İstanbul Büyükşehir Belediye (İBB) Başkanı Ekrem İmamoğlu, “Kamu Görevlileri Etik Kurulu”nun düzenlediği, “Yerel Yönetimlerde Etik Farkındalık Projesi Çalıştayı”na katıldı. Taksim’deki The Marmara Otel’de gerçekleştirilen çalıştayda, İmamoğlu ve Kamu Görevlileri Etik Kurulu Başkanı Köksal Toptan birer konuşma yaptı. “Bugün bu toplantıya katılırken heyecan duydum” diyen İmamoğlu, sözlerini şöyle sürdürdü:

“ETİK, HERKESE LAZIM; OTEL DAHİL”
“Çünkü bu tanım, çok önemli ve değerli. Size bu kavramla hitap etmenin hassasiyetini ve titizliğini taşıyorum şu anda. Biz buraya davet eden çok kıymetli Başkanı Sayın Köksal Toptan’a çok teşekkür ediyoruz. Bu toplantının hem adını hem de içeriğini çok anlamlı buluyorum. Etik, herkese lazım. Bazen bir kişiye, bana, size; bazen bir işletmeye, bir bakkal dükkanına, bir fırına; bazen bir otele, binaya, herkese etik kurallar şart. Olmazsa olmaz. Hele de bahsettiğimiz, kamuda ve yerel yönetimlerde etik ise açıkçası çok değerli hale geliyor. Ülkemizde bu kavramları çok daha fazla hatırlamalı, her zaman önde tutmalıyız, hatta hatırlatmalıyız diye düşünüyorum. Kamu yetkisini kullanan herkes, etik kavramını bir an bile aklından çıkartmamalı. Çünkü etik unutulunca, toplum hem umudunu kaybediyor hem de içten içe çürüyor. Bu çok net. Kamu yönetiminin bütün boyutlarını, kanunlarla ve kurallarla düzenleyebilir; arzu ettiğiniz sonuçları alabilirsiniz. Ancak burada etik söz konusu olunca, buna kanunlar ve kurallar yetmez; yetersiz kalır. Bir kişinin, bir kurumun, bir sistemin ahlaklı olmasını, etik kurallar içinde davranmasını kanunlarla sağlamanız mümkün olmaz. Her şeyden önce bir kültür ve karakter meselesidir.”

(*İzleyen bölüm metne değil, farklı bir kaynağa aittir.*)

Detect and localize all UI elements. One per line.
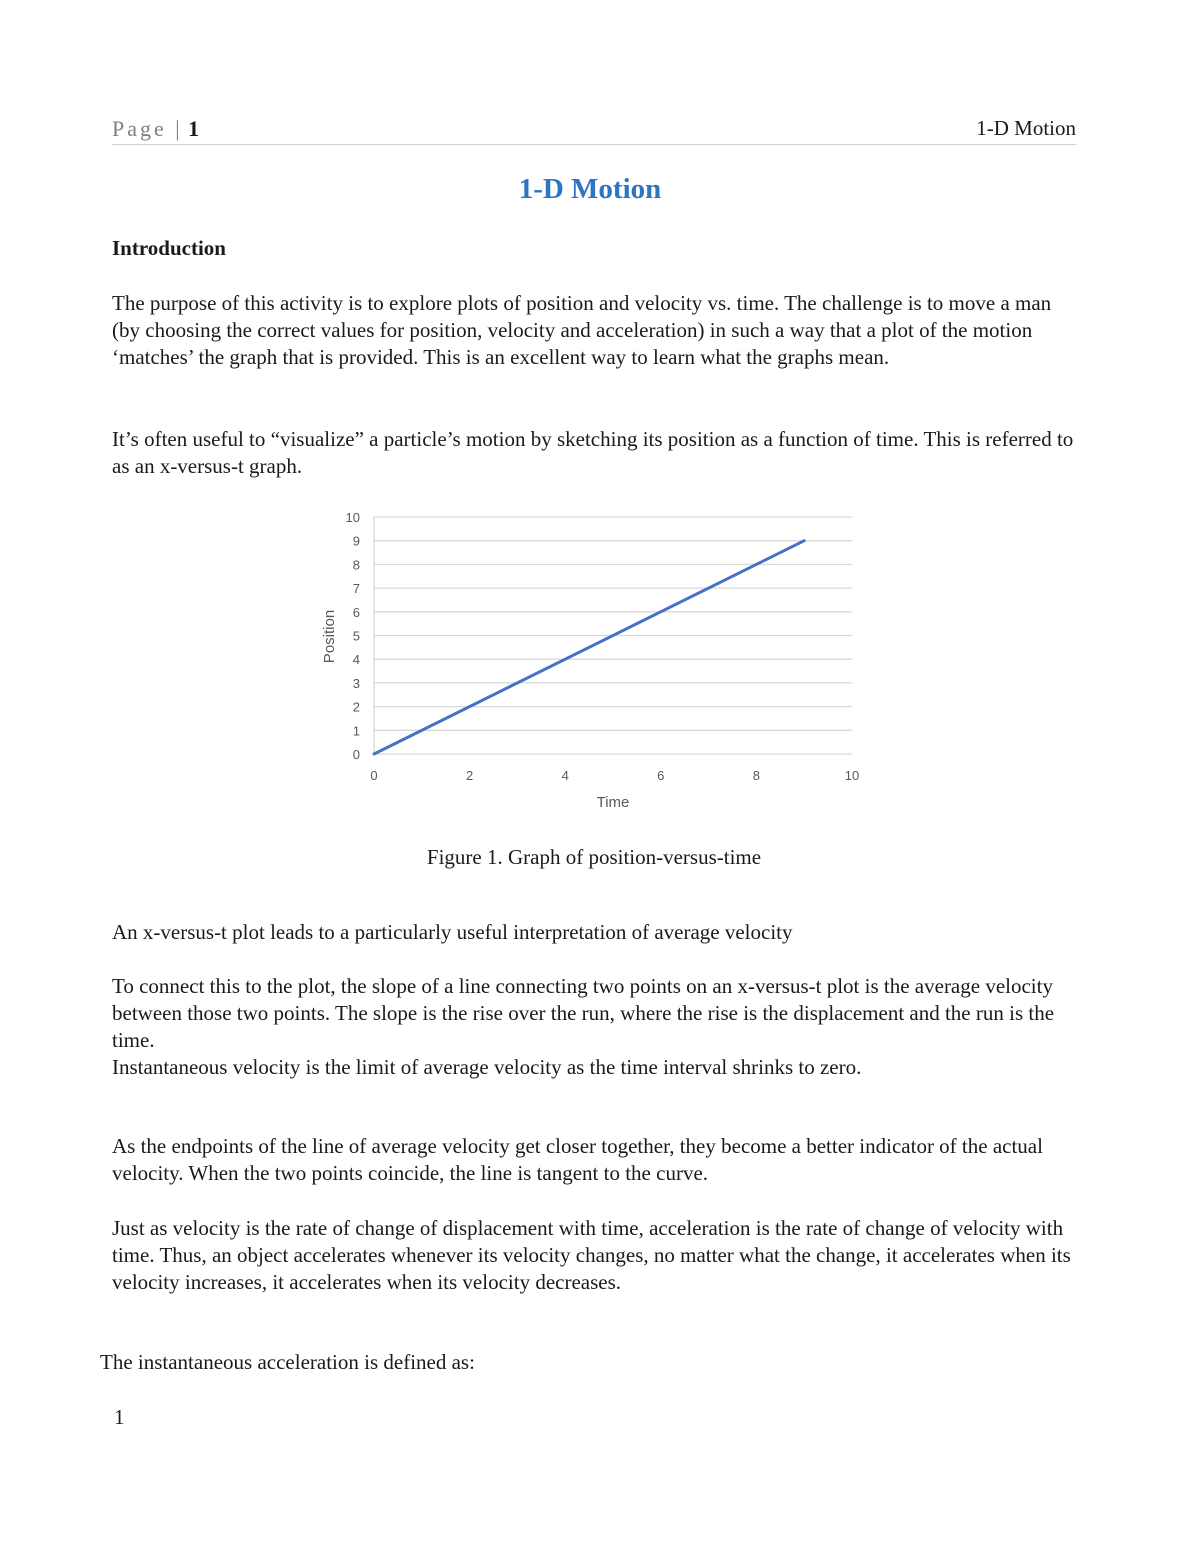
page-word: Page xyxy=(112,116,167,141)
y-tick-label: 2 xyxy=(352,699,360,715)
page-number: 1 xyxy=(188,116,200,141)
paragraph-purpose: The purpose of this activity is to explore plots of position and velocity vs. time. The challenge is to move a man (by choosing the correct values for position, velocity and acceleration) in such a way that a plot of the motion ‘matches’ the graph that is provided. This is an excellent way to learn what the graphs mean. xyxy=(112,291,1052,369)
paragraph-slope: To connect this to the plot, the slope of a line connecting two points on an x-versus-t plot is the average velocity between those two points. The slope is the rise over the run, where the rise is the displacement and the run is the time. xyxy=(112,974,1055,1052)
y-tick-label: 4 xyxy=(352,652,360,668)
position-time-chart xyxy=(310,500,870,820)
chart-svg xyxy=(310,500,870,820)
document-title: 1-D Motion xyxy=(518,173,662,205)
equation-number: 1 xyxy=(114,1405,125,1429)
y-tick-label: 7 xyxy=(352,581,360,597)
x-tick-label: 0 xyxy=(370,768,378,783)
paragraph-instantaneous: Instantaneous velocity is the limit of average velocity as the time interval shrinks to zero. xyxy=(112,1055,862,1079)
paragraph-acceleration: Just as velocity is the rate of change of displacement with time, acceleration is the rate of change of velocity with time. Thus, an object accelerates whenever its velocity changes, no matter what the change, it accelerates when its velocity increases, it accelerates when its velocity decreases. xyxy=(112,1216,1071,1294)
x-axis-title: Time xyxy=(596,794,630,811)
y-tick-label: 9 xyxy=(352,533,360,549)
paragraph-visualize: It’s often useful to “visualize” a particle’s motion by sketching its position as a function of time. This is referred to as an x-versus-t graph. xyxy=(112,427,1074,478)
paragraph-acceleration-def: The instantaneous acceleration is defined as: xyxy=(100,1350,475,1374)
page-separator: | xyxy=(175,116,180,141)
y-tick-label: 10 xyxy=(345,510,360,525)
y-tick-label: 1 xyxy=(352,723,360,739)
page-header xyxy=(112,116,1076,145)
header-doc-title: 1-D Motion xyxy=(976,116,1076,140)
y-tick-label: 6 xyxy=(352,604,360,620)
x-tick-label: 8 xyxy=(752,768,761,783)
y-axis-title: Position xyxy=(321,609,338,664)
figure-caption: Figure 1. Graph of position-versus-time xyxy=(426,845,762,869)
section-heading: Introduction xyxy=(112,236,226,260)
x-tick-label: 6 xyxy=(657,768,665,783)
y-tick-label: 5 xyxy=(352,628,360,644)
y-tick-label: 0 xyxy=(352,747,360,762)
y-tick-label: 8 xyxy=(352,557,360,573)
x-tick-label: 2 xyxy=(465,768,474,783)
paragraph-endpoints: As the endpoints of the line of average velocity get closer together, they become a better indicator of the actual velocity. When the two points coincide, the line is tangent to the curve. xyxy=(112,1134,1043,1185)
x-tick-label: 10 xyxy=(844,768,860,783)
x-tick-label: 4 xyxy=(561,768,569,783)
page-label xyxy=(112,116,199,142)
y-tick-label: 3 xyxy=(352,675,360,691)
series-line-position xyxy=(374,541,804,754)
paragraph-xt-plot: An x-versus-t plot leads to a particularly useful interpretation of average velocity xyxy=(112,920,793,944)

“UNUTURSAK; KAMU KURUMLARINI KENDİ MALIMIZ GİBİ GÖRMEYE BAŞLARIZ”
“Kamu yönetiminin etik kurallar içerisinde yürütülmesinin nihai olarak tek bir teminatı vardır” diyen İmamoğlu, “O ekosistem içinde bulunan vatandaşın kendine güveni ve demokrasi bilinci çok önemli. Bunun beslenmesi lazım. Vatandaş, bu ülkenin, bu şehrin sahibi olduğunu yüreğinden hissetmek zorundadır. Bunu hissetmezse işler, ne yazık ki yöneticilerin inisiyatifine, insafına kalır. Kamu yöneticileri olağanüstü yeteneklere sahip, özel insanlar veya kurtarıcılar değildir. Asla da öyle bir şansa da sahip olmamalıdır. Öyle bir konumlandırma da olmamalı. Bizler, belirli bir kamusal hizmeti yerine getirmekle yükümlü, dönemleri, görev süreleri belli insanlarız. Hepimiz görevimizi yapacağız ve süremiz dolduğunda, geldiğimiz usulde, aynı şekilde gideceğiz. Hiçbir zaman kendimizi vatandaşın patronu ya da efendisi yerine koymamalıyız. Ne yaparsak yapalım, hangi yetkiyi kullanırsak kullanalım asıl patronun, asıl efendinin millet olduğunu hiçbir zaman unutmamalıyız. Unutursak ne olur? Kamu kurumlarını bazen, kendi malımız gibi görmeye başlarız. Hesap vermeye yanaşmaz, şeffaflığı tümüyle rafa kaldırırız. İşe alımlarda liyakat değil, adamcılık, yakınlık ya da tümüyle partizanlık devreye girer. Oysa ki vatandaş, evindeki tamiratı yaptırmak için bile ustanın iyisini arar. İşi muhakkak ehline vermek için özel çaba göstermelidir ve işin asıl sahibinin kendisi olduğunu asla unutmamalıdır” şeklinde konuştu.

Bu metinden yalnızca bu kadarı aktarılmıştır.